Drowsing & Consuming:
When you keep in a single day, you’ll be blissfully roughing it on the ranger station. It has a couple of cement structures, one with laborious wood beds for 200,000vnđ consistent with individual an evening. However for those who’re up for dozing beneath the celebs, take your rattan mat onto the flat roof of the dorm and spend the evening, lulled to sleep by means of the waves and the wind. You’ll additionally hire a tent, however tenting is authorized best at the back of the ranger station, for 150,000vnđ consistent with individual. A communal dinner of conventional Vietnamese sea fare – fried squid, bitter fish soup, fried fish with tomato sauce, fried greens, steamed rice and fruit – prices 300,000vnđ consistent with individual. All in all, this can be a memorable evening.

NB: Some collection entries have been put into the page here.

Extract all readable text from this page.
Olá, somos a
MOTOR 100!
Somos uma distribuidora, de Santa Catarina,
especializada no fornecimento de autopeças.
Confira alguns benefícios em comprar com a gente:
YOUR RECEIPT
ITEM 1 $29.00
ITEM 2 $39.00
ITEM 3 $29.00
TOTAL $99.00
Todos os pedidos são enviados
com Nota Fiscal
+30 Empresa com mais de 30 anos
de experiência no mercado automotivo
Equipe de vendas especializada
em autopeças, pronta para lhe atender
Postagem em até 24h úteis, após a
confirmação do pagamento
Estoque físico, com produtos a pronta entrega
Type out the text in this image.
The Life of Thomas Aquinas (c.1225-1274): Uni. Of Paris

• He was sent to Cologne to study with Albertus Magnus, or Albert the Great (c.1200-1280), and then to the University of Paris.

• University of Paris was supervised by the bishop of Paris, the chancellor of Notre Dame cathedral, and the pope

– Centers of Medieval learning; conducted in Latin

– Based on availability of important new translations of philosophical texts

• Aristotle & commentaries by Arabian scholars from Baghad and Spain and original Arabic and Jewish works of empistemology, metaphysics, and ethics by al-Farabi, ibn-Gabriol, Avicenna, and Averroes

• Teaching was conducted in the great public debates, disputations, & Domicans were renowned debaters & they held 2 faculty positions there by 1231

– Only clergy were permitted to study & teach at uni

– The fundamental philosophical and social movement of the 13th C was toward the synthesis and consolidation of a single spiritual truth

Another way, you’ll keep a pair hours away on the town at a mess of homestays and resorts that vary from $15 to $125 an evening: browse and e-book any of them on this page. I choose the ocean-front bungalows at Tan Son Nhat Con Dao Resort or Hotel de Condor on the north finish of the town. If you wish to splurge, at the seafront nearer to the bay, shell out no less than $700 an evening at Six Senses Con Dao or round $200 and up at Poulo Condor Boutique Resort & Spa. Prior to environment off at the trip and hike to Đầm Tre Bay, it’s a good suggestion to replenish on water and snacks from the department stores in Côn Sơn the town, as a result of there’s now not a lot in the best way of meals if you get started the hike.